Je lisais beaucoup les auteurs classiques français, latins et bientôt grecs dans le texte. En ce qui concerne ces derniers, mes préférences allaient à Lucien (Dialogues des Morts), mais surtout à Saint Jean Chrysostome dont je pouvais réciter par coeur des pages entières tirées de ses homélies célèbres : Le retour de l’Évêque Flavien, La chute d’Europe. En classe de Seconde, j’écrivis une comédie satirique de centaines de vers alexandrins intitulée Franche grimace. Je me demande comment j’ai réussi à conserver ce manuscrit jusqu’à ce jour, alors que j’ai perdu mes compositions musicales, et mes notes personnelles sur les modulations dans le chant grégorien. Ou plutôt je le sais bien : ma pièce de théâtre et d’autres écrits précieux eurent la chance de ne point se trouver dans la valise que, recteur du collège Libermann et Supérieur régional des jésuites j’avais cachée dans le grenier. Lors d’un de mes voyages aux USA, un confrère qui ne me portait pas dans son coeur, brûla sciemment et lâchement mes photos de famille et mes notes de recherche. La chorale du séminaire m’avait recruté comme ténor. Plus tard, au Séminaire de Santa Chiara (Rome) je fus maintenu dans cette position. Mais entre les deux, au grand séminaire de Yaoundé, le P. Béda O.S.B, qui possédait un organe vocal extraordinaire, mais n’appréciait guère le mien, m’inscrivit dans la chorale Saint Roch Et pourtant nos voix n’étaient point aussi rauques que cela !

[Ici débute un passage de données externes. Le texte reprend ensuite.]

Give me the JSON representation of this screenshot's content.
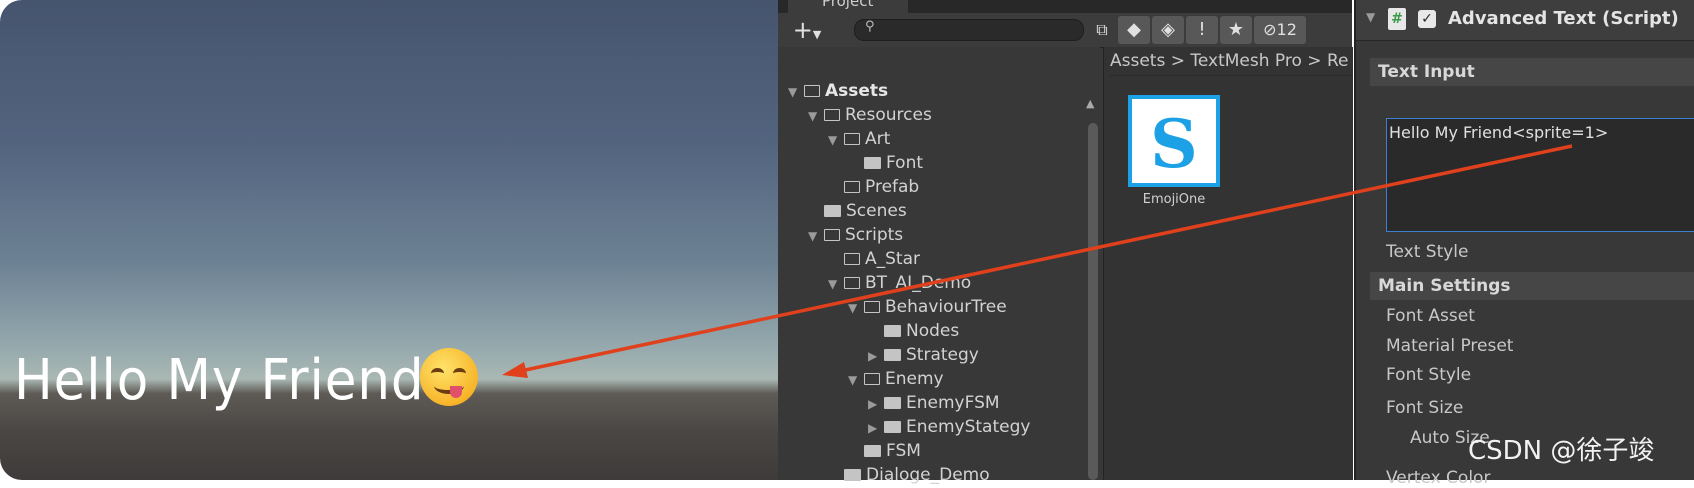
{
  "scene": {
    "text": "Hello My Friend"
  },
  "project": {
    "tab_label": "Project",
    "toolbar": {
      "add_label": "+",
      "search_icon": "⚲",
      "hidden_count": "12"
    },
    "tree": [
      {
        "label": "Assets",
        "depth": 0,
        "expand": "open",
        "icon": "open",
        "bold": true
      },
      {
        "label": "Resources",
        "depth": 1,
        "expand": "open",
        "icon": "open"
      },
      {
        "label": "Art",
        "depth": 2,
        "expand": "open",
        "icon": "open"
      },
      {
        "label": "Font",
        "depth": 3,
        "expand": "none",
        "icon": "closed"
      },
      {
        "label": "Prefab",
        "depth": 2,
        "expand": "none",
        "icon": "empty"
      },
      {
        "label": "Scenes",
        "depth": 1,
        "expand": "none",
        "icon": "closed"
      },
      {
        "label": "Scripts",
        "depth": 1,
        "expand": "open",
        "icon": "open"
      },
      {
        "label": "A_Star",
        "depth": 2,
        "expand": "none",
        "icon": "empty"
      },
      {
        "label": "BT_AI_Demo",
        "depth": 2,
        "expand": "open",
        "icon": "open"
      },
      {
        "label": "BehaviourTree",
        "depth": 3,
        "expand": "open",
        "icon": "open"
      },
      {
        "label": "Nodes",
        "depth": 4,
        "expand": "none",
        "icon": "closed"
      },
      {
        "label": "Strategy",
        "depth": 4,
        "expand": "closed",
        "icon": "closed"
      },
      {
        "label": "Enemy",
        "depth": 3,
        "expand": "open",
        "icon": "open"
      },
      {
        "label": "EnemyFSM",
        "depth": 4,
        "expand": "closed",
        "icon": "closed"
      },
      {
        "label": "EnemyStategy",
        "depth": 4,
        "expand": "closed",
        "icon": "closed"
      },
      {
        "label": "FSM",
        "depth": 3,
        "expand": "none",
        "icon": "closed"
      },
      {
        "label": "Dialoge_Demo",
        "depth": 2,
        "expand": "none",
        "icon": "closed"
      }
    ],
    "breadcrumb": "Assets  >  TextMesh Pro  >  Re",
    "asset": {
      "glyph": "S",
      "label": "EmojiOne"
    }
  },
  "inspector": {
    "component_title": "Advanced Text (Script)",
    "text_input_header": "Text Input",
    "text_value": "Hello My Friend<sprite=1>",
    "text_style_label": "Text Style",
    "main_settings_header": "Main Settings",
    "props": {
      "font_asset": "Font Asset",
      "material_preset": "Material Preset",
      "font_style": "Font Style",
      "font_size": "Font Size",
      "auto_size": "Auto Size",
      "vertex_color": "Vertex Color"
    }
  },
  "watermark": "CSDN @徐子竣",
  "colors": {
    "accent": "#3d7fd1",
    "arrow": "#e0401c",
    "emoji_blue": "#1da1e6"
  }
}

Bien que les cours donnés à Akono, en mathématiques et en sciences fussent des plus modestes, je m’y intéressai beaucoup. Je tentai même de réaliser, avec du matériel rudimentaire, un appareil électrique pour tracer des portées musicales. A ma grande déception, mon professeur de sciences, un spiritain français, loin de m’encourager, me lança d’un ton de défi : “Penses-tu faire mieux que les Blancs ?” Plus tard, mon professeur de première à qui j’avais présenté un poème sur Lourdes, travail dans lequel j’avais mis mon coeur, me le rendit avec un geste de dédain. Ce religieux, malgré des dehors de dévotion était profondément raciste. Ne nous donna-t-il pas comme consigne : “Il faut saluer les Blancs et les chefs !” En fait de sport, nous n’avions guère que la balle au pied, les concours de course et la promenade hebdomadaire. Je m’y adonnais avec 299 enthousiasme. La dévotion au Saint Sacrement, au Sacré-Coeur de Jésus et à la Sainte Vierge m’avait marqué dès mon bas âge, auprès de mes pieux parents. Le milieu du séminaire contribua à l’affermir.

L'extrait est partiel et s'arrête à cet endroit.